Evaluating Model Performance Flashcards Preview

Udacity > Evaluating Model Performance > Flashcards

Flashcards in Evaluating Model Performance Deck (20):

Describe Accuracy

accuracy = number of correctly identified instances in the class / all instances in that class


Describe a Confusion Matrix

A matrix with the predicted class counts (correct / in correct) on the row elements and the actual class count (correct / incorrect) on the columns


What is Recall?

TP / (TP + FN) - Recall in this context is also referred to as the true positive rate or sensitivity


What is Precision?

TP / (TP + FP) - precision is also referred to as positive predictive value (PPV);


What is the F1 score?

F1 = 2 * (precision * recall) / (precision + recall). The F1 score can be interpreted as a weighted average of the precision and recall, where an F1 score reaches its best value at 1 and worst at 0:


What is the Mean Absolute Error?

The mean absolute error takes the total absolute error of each example and averages the error based on the number of data points.


What is the Mean Squared Error?

the residual error - or that is the difference between predicted and the true value, are squared.

Some benefits of squaring the residual error is that it automatically converts all the errors as positives, emphasizes larger errors rather than smaller errors, and from calculus is differentiable which allows us to find the minimum or maximum values.


In model prediction what are the two main sources of errors that a model can suffer from?

Bias due to a model being unable to represent the complexity of the underlying data or variance due to a model that is overly sensitive to the limited data it has been trained on.


When does bias occur?

bias occurs when a model has enough data but is not complex enough to capture the underlying relationships.
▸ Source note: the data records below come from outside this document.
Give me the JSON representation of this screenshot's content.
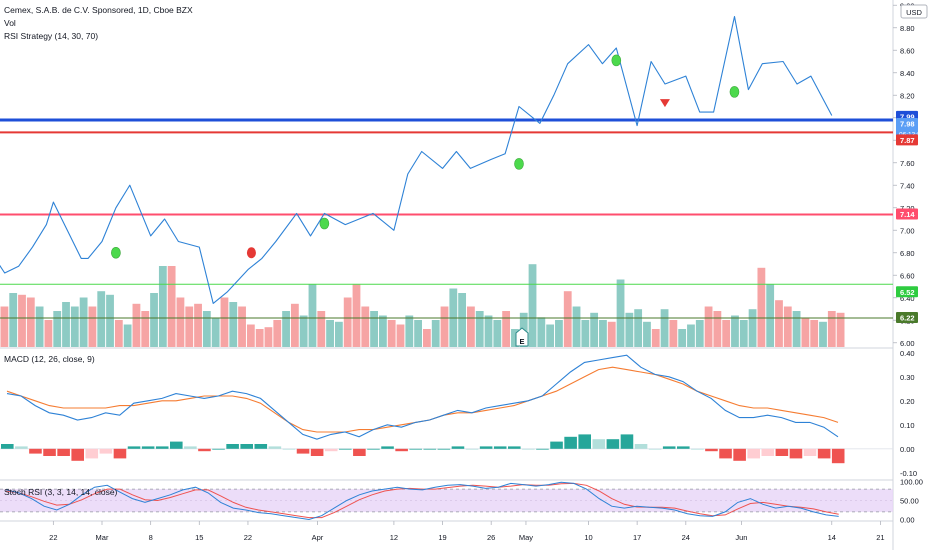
{
  "header": {
    "title": "Cemex, S.A.B. de C.V. Sponsored, 1D, Cboe BZX",
    "vol_label": "Vol",
    "strategy_label": "RSI Strategy (14, 30, 70)",
    "currency": "USD",
    "macd_label": "MACD (12, 26, close, 9)",
    "stoch_label": "Stoch RSI (3, 3, 14, 14, close)",
    "earnings_glyph": "E"
  },
  "colors": {
    "price_line": "#2e82d6",
    "macd_line": "#2e82d6",
    "signal_line": "#f57c32",
    "k_line": "#2e82d6",
    "d_line": "#ef5350",
    "vol_up": "#8dcbc4",
    "vol_down": "#f6a4a4",
    "hist_up_strong": "#26a69a",
    "hist_up_weak": "#b2dfdb",
    "hist_down_strong": "#ef5350",
    "hist_down_weak": "#ffcdd2",
    "blue_level": "#1e4fd8",
    "red_level": "#e53935",
    "pink_level": "#ff4d6d",
    "green_level": "#4cd94c",
    "dark_level": "#4a7a2b",
    "stoch_band": "#e7d4f7"
  },
  "chart_data": [
    {
      "type": "line",
      "name": "price",
      "y_ticks": [
        "6.00",
        "6.20",
        "6.40",
        "6.60",
        "6.80",
        "7.00",
        "7.20",
        "7.40",
        "7.60",
        "7.80",
        "8.00",
        "8.20",
        "8.40",
        "8.60",
        "8.80",
        "9.00"
      ],
      "ylim": [
        5.98,
        9.02
      ],
      "x_ticks": [
        "22",
        "Mar",
        "8",
        "15",
        "22",
        "Apr",
        "12",
        "19",
        "26",
        "May",
        "10",
        "17",
        "24",
        "Jun",
        "14",
        "21"
      ],
      "x_tick_days": [
        -7,
        0,
        7,
        14,
        21,
        31,
        42,
        49,
        56,
        61,
        70,
        77,
        84,
        92,
        105,
        112
      ],
      "x_days": [
        -29,
        -26,
        -24,
        -22,
        -21,
        -19,
        -17,
        -14,
        -12,
        -10,
        -8,
        -7,
        -5,
        -3,
        -2,
        0,
        2,
        4,
        7,
        9,
        11,
        14,
        16,
        18,
        21,
        23,
        25,
        28,
        30,
        32,
        35,
        37,
        39,
        42,
        44,
        46,
        49,
        51,
        53,
        56,
        58,
        60,
        63,
        65,
        67,
        70,
        72,
        74,
        77,
        79,
        81,
        84,
        86,
        88,
        91,
        93,
        95,
        98,
        100,
        102,
        105
      ],
      "y": [
        6.7,
        6.45,
        6.15,
        6.55,
        6.42,
        6.55,
        6.9,
        6.62,
        6.68,
        6.85,
        7.05,
        7.25,
        7.0,
        6.75,
        6.75,
        6.9,
        7.2,
        7.4,
        6.95,
        7.1,
        6.9,
        6.85,
        6.35,
        6.45,
        6.65,
        6.75,
        6.9,
        7.15,
        6.95,
        7.15,
        7.05,
        7.1,
        7.15,
        7.0,
        7.5,
        7.7,
        7.55,
        7.7,
        7.55,
        7.63,
        7.68,
        8.1,
        7.95,
        8.2,
        8.48,
        8.65,
        8.48,
        8.62,
        7.93,
        8.5,
        8.3,
        8.37,
        8.05,
        8.05,
        8.9,
        8.25,
        8.48,
        8.5,
        8.3,
        8.37,
        8.02
      ],
      "hlines": [
        {
          "label": "7.99",
          "value": 7.99
        },
        {
          "label": "7.98",
          "value": 7.98,
          "sub": "06:13:50"
        },
        {
          "label": "7.87",
          "value": 7.87
        },
        {
          "label": "7.14",
          "value": 7.14
        },
        {
          "label": "6.52",
          "value": 6.52
        },
        {
          "label": "6.22",
          "value": 6.22
        }
      ],
      "signals": [
        {
          "kind": "buy",
          "day": 2,
          "price": 6.8
        },
        {
          "kind": "buy",
          "day": 32,
          "price": 7.06
        },
        {
          "kind": "buy",
          "day": 60,
          "price": 7.59
        },
        {
          "kind": "buy",
          "day": 74,
          "price": 8.51
        },
        {
          "kind": "sell",
          "day": 81,
          "price": 8.13
        },
        {
          "kind": "buy",
          "day": 91,
          "price": 8.23
        }
      ]
    },
    {
      "type": "bar",
      "name": "volume",
      "values": [
        0.45,
        0.6,
        0.58,
        0.55,
        0.45,
        0.3,
        0.4,
        0.5,
        0.45,
        0.55,
        0.45,
        0.62,
        0.58,
        0.3,
        0.25,
        0.48,
        0.4,
        0.6,
        0.9,
        0.9,
        0.55,
        0.45,
        0.48,
        0.4,
        0.32,
        0.55,
        0.5,
        0.45,
        0.25,
        0.2,
        0.22,
        0.3,
        0.4,
        0.48,
        0.35,
        0.7,
        0.4,
        0.3,
        0.28,
        0.55,
        0.7,
        0.45,
        0.4,
        0.35,
        0.3,
        0.25,
        0.35,
        0.3,
        0.2,
        0.3,
        0.45,
        0.65,
        0.6,
        0.45,
        0.4,
        0.35,
        0.3,
        0.4,
        0.2,
        0.38,
        0.92,
        0.33,
        0.25,
        0.3,
        0.62,
        0.45,
        0.3,
        0.38,
        0.3,
        0.28,
        0.75,
        0.38,
        0.42,
        0.28,
        0.2,
        0.42,
        0.3,
        0.2,
        0.25,
        0.3,
        0.45,
        0.4,
        0.3,
        0.35,
        0.3,
        0.42,
        0.88,
        0.7,
        0.52,
        0.45,
        0.4,
        0.32,
        0.3,
        0.28,
        0.4,
        0.38
      ],
      "directions": [
        0,
        1,
        0,
        0,
        1,
        0,
        1,
        1,
        1,
        1,
        0,
        1,
        1,
        0,
        1,
        0,
        0,
        1,
        1,
        0,
        0,
        0,
        0,
        1,
        1,
        0,
        1,
        0,
        0,
        0,
        0,
        0,
        1,
        0,
        1,
        1,
        0,
        1,
        1,
        0,
        0,
        0,
        1,
        1,
        0,
        0,
        1,
        1,
        0,
        1,
        0,
        1,
        1,
        0,
        1,
        1,
        1,
        0,
        1,
        1,
        1,
        1,
        1,
        1,
        0,
        1,
        1,
        1,
        1,
        0,
        1,
        1,
        1,
        1,
        0,
        1,
        0,
        1,
        1,
        1,
        0,
        0,
        0,
        1,
        1,
        1,
        0,
        1,
        0,
        0,
        1,
        0,
        0,
        1,
        0,
        0
      ]
    },
    {
      "type": "line",
      "name": "macd",
      "y_ticks": [
        "0.40",
        "0.30",
        "0.20",
        "0.10",
        "0.00",
        "-0.10"
      ],
      "ylim": [
        -0.13,
        0.42
      ],
      "macd": [
        0.23,
        0.22,
        0.18,
        0.15,
        0.14,
        0.12,
        0.13,
        0.15,
        0.14,
        0.19,
        0.2,
        0.21,
        0.23,
        0.22,
        0.21,
        0.22,
        0.24,
        0.23,
        0.21,
        0.16,
        0.11,
        0.06,
        0.04,
        0.06,
        0.07,
        0.05,
        0.08,
        0.1,
        0.09,
        0.11,
        0.12,
        0.14,
        0.16,
        0.15,
        0.17,
        0.18,
        0.19,
        0.2,
        0.22,
        0.27,
        0.32,
        0.36,
        0.37,
        0.38,
        0.39,
        0.34,
        0.31,
        0.3,
        0.28,
        0.24,
        0.21,
        0.16,
        0.13,
        0.13,
        0.14,
        0.13,
        0.11,
        0.11,
        0.09,
        0.05
      ],
      "signal": [
        0.24,
        0.22,
        0.2,
        0.18,
        0.17,
        0.17,
        0.17,
        0.17,
        0.18,
        0.18,
        0.19,
        0.2,
        0.2,
        0.21,
        0.22,
        0.22,
        0.22,
        0.21,
        0.19,
        0.15,
        0.11,
        0.08,
        0.07,
        0.07,
        0.07,
        0.08,
        0.08,
        0.09,
        0.1,
        0.11,
        0.12,
        0.14,
        0.15,
        0.15,
        0.16,
        0.17,
        0.18,
        0.2,
        0.22,
        0.24,
        0.27,
        0.3,
        0.33,
        0.34,
        0.33,
        0.32,
        0.31,
        0.29,
        0.27,
        0.24,
        0.22,
        0.2,
        0.18,
        0.17,
        0.17,
        0.16,
        0.15,
        0.14,
        0.13,
        0.11
      ],
      "histogram": [
        0.02,
        0.01,
        -0.02,
        -0.03,
        -0.03,
        -0.05,
        -0.04,
        -0.02,
        -0.04,
        0.01,
        0.01,
        0.01,
        0.03,
        0.01,
        -0.01,
        0.0,
        0.02,
        0.02,
        0.02,
        0.01,
        0.0,
        -0.02,
        -0.03,
        -0.01,
        0.0,
        -0.03,
        0.0,
        0.01,
        -0.01,
        0.0,
        0.0,
        0.0,
        0.01,
        0.0,
        0.01,
        0.01,
        0.01,
        0.0,
        0.0,
        0.03,
        0.05,
        0.06,
        0.04,
        0.04,
        0.06,
        0.02,
        0.0,
        0.01,
        0.01,
        0.0,
        -0.01,
        -0.04,
        -0.05,
        -0.04,
        -0.03,
        -0.03,
        -0.04,
        -0.03,
        -0.04,
        -0.06
      ]
    },
    {
      "type": "line",
      "name": "stoch_rsi",
      "y_ticks": [
        "100.00",
        "50.00",
        "0.00"
      ],
      "ylim": [
        -4,
        104
      ],
      "band": [
        20,
        80
      ],
      "k": [
        78,
        70,
        55,
        35,
        25,
        40,
        65,
        85,
        90,
        72,
        55,
        45,
        55,
        65,
        78,
        85,
        70,
        45,
        30,
        25,
        18,
        15,
        10,
        5,
        0,
        10,
        30,
        50,
        65,
        75,
        80,
        85,
        80,
        78,
        85,
        90,
        92,
        88,
        82,
        85,
        95,
        92,
        88,
        92,
        98,
        95,
        80,
        55,
        35,
        30,
        35,
        32,
        30,
        25,
        15,
        10,
        8,
        20,
        45,
        55,
        40,
        30,
        35,
        30,
        20,
        12,
        8
      ],
      "d": [
        75,
        70,
        60,
        48,
        38,
        40,
        52,
        68,
        80,
        80,
        65,
        52,
        50,
        58,
        68,
        78,
        78,
        62,
        45,
        32,
        25,
        20,
        15,
        10,
        5,
        5,
        18,
        35,
        52,
        65,
        75,
        80,
        82,
        80,
        80,
        84,
        88,
        90,
        88,
        85,
        88,
        92,
        90,
        90,
        94,
        95,
        90,
        75,
        55,
        40,
        33,
        32,
        32,
        30,
        22,
        15,
        10,
        12,
        28,
        42,
        45,
        40,
        35,
        32,
        28,
        20,
        14
      ]
    }
  ]
}
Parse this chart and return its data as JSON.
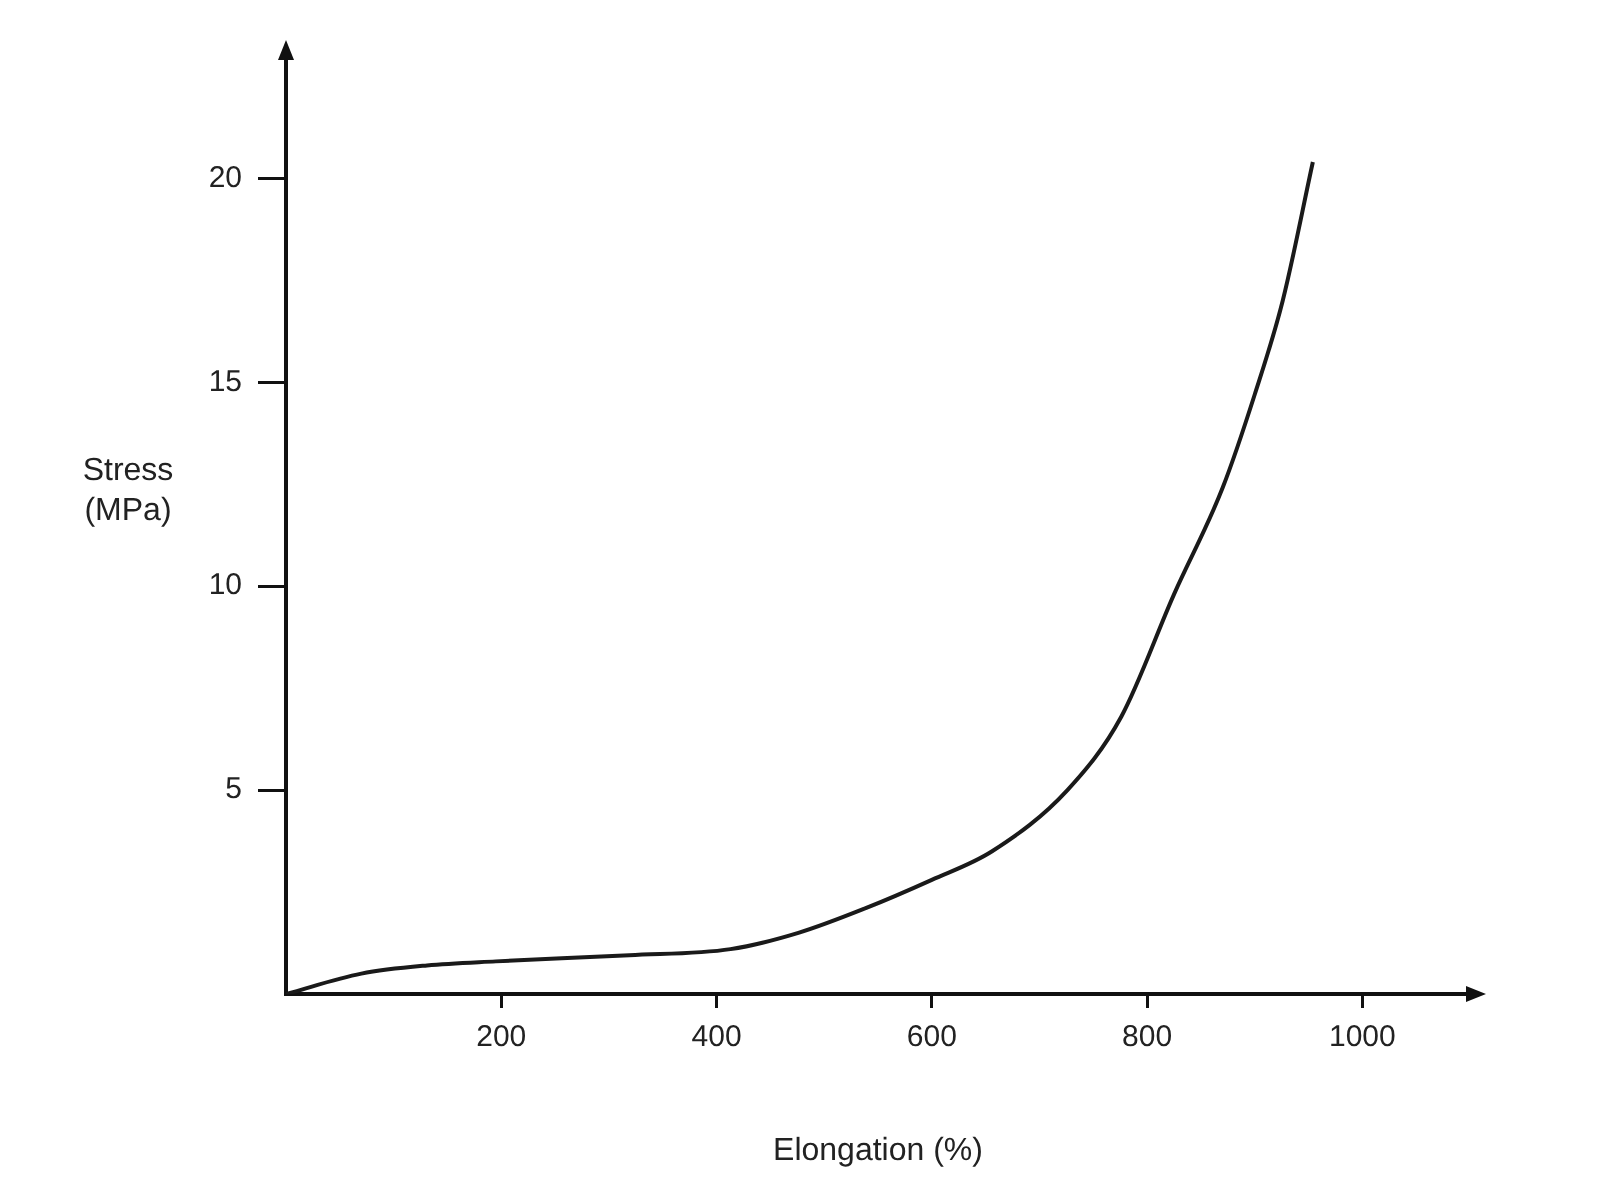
{
  "chart_data": {
    "type": "line",
    "xlabel": "Elongation (%)",
    "ylabel": "Stress (MPa)",
    "x": [
      0,
      70,
      131,
      195,
      319,
      413,
      476,
      538,
      600,
      656,
      726,
      776,
      825,
      870,
      900,
      926,
      954
    ],
    "series": [
      {
        "color": "#1a1a1a",
        "values": [
          0,
          0.5,
          0.7,
          0.8,
          0.95,
          1.1,
          1.5,
          2.1,
          2.8,
          3.5,
          5.0,
          6.8,
          9.8,
          12.4,
          14.7,
          17.0,
          20.4
        ]
      }
    ],
    "xlim": [
      0,
      1100
    ],
    "xticks": [
      200,
      400,
      600,
      800,
      1000
    ],
    "ylim": [
      0,
      23
    ],
    "yticks": [
      5,
      10,
      15,
      20
    ],
    "grid": false,
    "legend": false,
    "marker": "none",
    "line_style": "solid"
  }
}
As a result, the model consistently and systematically misrepresents the data, leading to low accuracy in prediction. This is known as underfitting. It is an overly simplified model. High error on training set. In regression that would mean low r^2, large SSE


When does variance occur?

When we train a model, we typically use a limited number of samples from a larger population (the training set). If we repeatedly train a model with randomly selected subsets of data, we would expect its predictons to be different based on the specific examples given to it. Here variance is a measure of how much the predictions vary for any given test sample.

Some variance is normal, but too much variance indicates that the model is unable to generalize its predictions to the larger population from which training samples were drawn. High sensitivity to the training set is also known as overfitting, and generally occurs when either the model is too complex and/or we do not have enough data to support it.

We can typically reduce the variability of a model's predictions and increase precision by training on more data. Would mean much larger error on test set than on training set.


What can happen more likely when you use too few features?

High bias. Might need several features to fully describe what's going on in the data but might only be using a subset of the necessary features. Thus, overly simplified model and high bias. Think of it as highly biases to too few features.


What are patterns to identify high variance?

Using many features or carefully optimizing performance to a training set.


What is K-Fold Cross Validation?

Split data into k bin sizes, Run K separate training / test runs picking each bin once and training on the other k-1 bins. Then average test set performances from the k experiments.


What is the curse of dimensionality?

As the number of features or dimensions grow, the amount of data we need to generalize accurately grows exponentially


What is a learning curve in machine learning

A visual graph that compares the metric performance of a model on training and testing data over a number of training instances.


What would indicate bias in a learning curve?

When the training and testing errors converge and are quite high this essentially means the model is biased. No matter how much data we feed it, the model cannot represent the underlying relationship and therefore has systematic high errors.


What would indicate variance in a learning curve?

When we have a large gap between the training and testing error this essentially means the model suffers from high variance. Unlike a bias model, models that suffer from variance can generally improve if we have more data to learn from or we can simplify the model representing the most important features of the data.


Describe an ideal learning curve.

When both the testing and training curves converge and where the error is extremely low. That is the model is very accurate on unseen data.


What is a model complexity graph?

A model complexity graph looks at how the complexity of a model changes the training and testing curves rather than the number of data points to train on. The general trend of is that as a model increases, the more variability exists in the model for a fixed set of data.


What is the Simpson's paradox?

Simpson's paradox, or the Yule–Simpson effect, is a paradox in probability and statistics, in which a trend appears in different groups of data but disappears or reverses when these groups are combined. Berkley discrimination example.